United Launch Alliance teams loaded super-cold liquid hydrogen and liquid oxygen into an Atlas 5 rocket Friday at Cape Canaveral during a countdown dress rehearsal for a planned launch next month with the Solar Orbiter mission, a robotic spacecraft to study the origins of the solar wind and image the sun’s poles for the first time.
The Atlas 5’s wet dress rehearsal Friday at Cape Canaveral’s Complex 41 launch pad served as a practice run of the launch day procedures ULA crews will perform during the real countdown.
The wet dress rehearsal is not part of standard Atlas 5 launch campaigns, but NASA requires the extra test for missions that have limited planetary launch windows. Solar Orbiter is such a mission, and has 19 daily launch opportunities next month beginning Feb. 5 to reach a flyby with Venus in December to use the planet’s gravity to slingshot closer to the sun.
The Feb. 5 launch window opens at 11:27 p.m. EST (0427 GMT on Feb. 6) and extends for two hours. But teams are assessing schedules for the Atlas 5 and Solar Orbiter after the two-day delay in completing the wet dress rehearsal, and a launch delay beyond Feb. 5 is a possibility.
ULA previously planned to perform the wet dress rehearsal Wednesday. Teams transferred the rocket and its mobile launch platform to pad 41 Tuesday to prepare for the countdown demonstration, but gusty winds Wednesday dislodged a cooling duct connection between the Atlas 5 and the launch pad.
Workers rolled the rocket back to ULA’s Vertical Integration Facility Wednesday evening and fixed the problem, then returned the Atlas 5 back to pad 41 Thursday along a quarter-mile rail track between the assembly building and the launch mount.
The simulated countdown Friday included loading of the Atlas 5 with cryogenic liquid oxygen into the Atlas first stage booster and Centaur upper stage. Teams also filled the Centaur stage with liquid hydrogen fuel Friday.
RP-1 kerosene, which fuels the first stage’s RD-180 engine, was loaded into the Atlas 5 earlier this week after the rocket’s first rollout Tuesday. The kerosene fuel is stored at room temperature, and can remain on the rocket for extended periods of time, unlike the hydrogen and oxygen propellants.
After counting down to the final moments before ignition of the first stage main engine, ULA stopped the clock and began procedures to offload the liquid hydrogen and liquid oxygen. After securing the rocket, teams will return the Atlas 5 to the VIF on Saturday in preparation for attachment of the Solar Orbiter spacecraft.

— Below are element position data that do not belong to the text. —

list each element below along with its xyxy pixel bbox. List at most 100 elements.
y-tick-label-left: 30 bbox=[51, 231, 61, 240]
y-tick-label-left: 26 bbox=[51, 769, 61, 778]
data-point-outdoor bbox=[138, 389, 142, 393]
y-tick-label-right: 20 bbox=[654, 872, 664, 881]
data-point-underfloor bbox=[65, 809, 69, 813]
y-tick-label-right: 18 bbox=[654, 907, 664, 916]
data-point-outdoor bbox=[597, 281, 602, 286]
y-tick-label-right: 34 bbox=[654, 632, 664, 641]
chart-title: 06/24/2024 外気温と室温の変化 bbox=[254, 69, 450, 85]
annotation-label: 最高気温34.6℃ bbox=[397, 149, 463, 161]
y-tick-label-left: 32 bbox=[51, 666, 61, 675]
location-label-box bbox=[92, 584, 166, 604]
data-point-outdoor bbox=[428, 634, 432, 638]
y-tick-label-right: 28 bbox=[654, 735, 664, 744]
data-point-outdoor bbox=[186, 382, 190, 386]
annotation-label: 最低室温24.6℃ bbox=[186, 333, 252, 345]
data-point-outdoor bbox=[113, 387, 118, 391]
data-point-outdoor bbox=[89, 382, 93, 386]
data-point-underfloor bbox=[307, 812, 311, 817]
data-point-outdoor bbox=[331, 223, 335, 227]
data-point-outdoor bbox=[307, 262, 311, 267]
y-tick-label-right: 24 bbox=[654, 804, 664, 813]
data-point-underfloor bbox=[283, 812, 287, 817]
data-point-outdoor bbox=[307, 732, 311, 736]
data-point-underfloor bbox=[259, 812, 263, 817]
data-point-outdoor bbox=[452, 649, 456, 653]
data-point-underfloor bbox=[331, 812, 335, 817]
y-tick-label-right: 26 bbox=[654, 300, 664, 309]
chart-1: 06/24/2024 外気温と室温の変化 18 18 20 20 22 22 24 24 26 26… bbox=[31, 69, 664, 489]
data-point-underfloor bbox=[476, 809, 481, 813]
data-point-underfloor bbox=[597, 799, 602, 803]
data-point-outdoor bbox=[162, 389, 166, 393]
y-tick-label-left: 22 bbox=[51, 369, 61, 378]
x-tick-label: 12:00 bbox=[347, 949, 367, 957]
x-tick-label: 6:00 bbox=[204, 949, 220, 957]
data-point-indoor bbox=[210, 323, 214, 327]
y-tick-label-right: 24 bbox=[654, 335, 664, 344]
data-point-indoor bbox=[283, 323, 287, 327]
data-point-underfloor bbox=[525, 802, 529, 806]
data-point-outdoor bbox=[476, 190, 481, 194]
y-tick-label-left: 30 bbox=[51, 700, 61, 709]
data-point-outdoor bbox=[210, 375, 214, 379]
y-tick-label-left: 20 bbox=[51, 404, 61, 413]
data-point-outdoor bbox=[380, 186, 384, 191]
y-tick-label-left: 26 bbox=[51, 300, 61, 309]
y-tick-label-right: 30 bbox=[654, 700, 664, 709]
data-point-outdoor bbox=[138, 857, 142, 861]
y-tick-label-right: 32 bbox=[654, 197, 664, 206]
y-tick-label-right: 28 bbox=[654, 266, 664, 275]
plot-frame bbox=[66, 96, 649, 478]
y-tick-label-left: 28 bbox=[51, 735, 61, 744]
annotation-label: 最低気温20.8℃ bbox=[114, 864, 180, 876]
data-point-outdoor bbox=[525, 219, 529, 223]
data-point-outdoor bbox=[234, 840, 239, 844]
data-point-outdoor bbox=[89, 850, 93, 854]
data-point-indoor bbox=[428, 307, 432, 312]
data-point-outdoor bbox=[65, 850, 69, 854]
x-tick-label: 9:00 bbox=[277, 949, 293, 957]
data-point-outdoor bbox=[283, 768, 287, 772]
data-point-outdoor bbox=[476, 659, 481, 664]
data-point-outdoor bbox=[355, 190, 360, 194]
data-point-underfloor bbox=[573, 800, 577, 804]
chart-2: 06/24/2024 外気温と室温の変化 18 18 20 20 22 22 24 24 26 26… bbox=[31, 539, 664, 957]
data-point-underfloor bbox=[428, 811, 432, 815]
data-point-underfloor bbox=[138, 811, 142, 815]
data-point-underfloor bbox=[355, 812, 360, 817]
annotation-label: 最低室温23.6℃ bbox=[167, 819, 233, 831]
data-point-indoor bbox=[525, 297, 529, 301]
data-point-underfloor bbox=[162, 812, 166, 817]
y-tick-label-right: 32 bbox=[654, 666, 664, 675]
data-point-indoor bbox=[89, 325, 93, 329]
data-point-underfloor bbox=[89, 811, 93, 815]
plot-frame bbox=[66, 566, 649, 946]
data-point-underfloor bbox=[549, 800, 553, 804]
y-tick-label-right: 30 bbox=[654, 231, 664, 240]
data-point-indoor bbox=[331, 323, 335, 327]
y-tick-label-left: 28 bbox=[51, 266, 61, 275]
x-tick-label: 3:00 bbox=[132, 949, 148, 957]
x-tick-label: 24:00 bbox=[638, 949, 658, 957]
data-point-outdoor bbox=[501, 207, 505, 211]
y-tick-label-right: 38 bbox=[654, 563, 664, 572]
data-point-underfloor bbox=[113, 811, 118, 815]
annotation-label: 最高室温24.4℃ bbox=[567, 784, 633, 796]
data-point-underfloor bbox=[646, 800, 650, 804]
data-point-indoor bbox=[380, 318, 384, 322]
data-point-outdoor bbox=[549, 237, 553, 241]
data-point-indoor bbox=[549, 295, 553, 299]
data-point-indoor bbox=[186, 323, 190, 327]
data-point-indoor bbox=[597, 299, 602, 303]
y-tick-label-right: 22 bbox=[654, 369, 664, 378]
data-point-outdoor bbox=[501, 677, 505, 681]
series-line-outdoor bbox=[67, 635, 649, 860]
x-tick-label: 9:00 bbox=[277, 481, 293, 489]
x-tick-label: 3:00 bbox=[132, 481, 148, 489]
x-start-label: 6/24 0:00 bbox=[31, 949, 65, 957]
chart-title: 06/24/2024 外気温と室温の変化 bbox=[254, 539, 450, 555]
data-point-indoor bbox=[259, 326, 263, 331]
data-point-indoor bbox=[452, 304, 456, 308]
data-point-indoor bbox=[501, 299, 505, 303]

Solar Orbiter is a cooperative mission led by the European Space Agency. NASA is partnering on the project by providing a launch vehicle.
Built in Britain by Airbus Defense and Space, the Solar Orbiter spacecraft arrived at the Kennedy Space Center aboard a transport plane from Europe on Nov. 1. Since then, the spacecraft has been tested and fueled inside a clean room at the Astrotech payload processing facility in nearby Titusville.
On Monday, technicians encapsulated the Solar Orbiter spacecraft inside the Atlas 5 rocket’s payload fairing in preparation for a journey by road to the Vertical Integration Facility at pad 41, where the probe will be raised atop its launcher after it returns to the vertical hangar this weekend.
For the Solar Orbiter mission, the Atlas 5 will fly in the rarely-used “411” configuration with a 4-meter fairing, a single strap-on solid rocket booster, and a Centaur upper stage powered by a single RL10 engine. Solar Orbiter’s launch will mark the 82nd flight of an Atlas 5 rocket since 2002, and just the sixth Atlas 5 to use the 411 version.
Ten scientific instruments aboard Solar Orbiter will measure the sun’s output and take the first detailed images of the sun’s poles.
Scientists will use data from Solar Orbiter, in tandem with measurements from NASA’s Parker Solar Probe, to better understand what causes the solar wind, and what drives the 11-year solar cycle. After a series of gravity assist flybys of Venus, Solar Orbiter’s trajectory around the sun will reach a tilt of some 25 degrees, allowing the spacecraft to take pictures of the sun’s poles for the first time.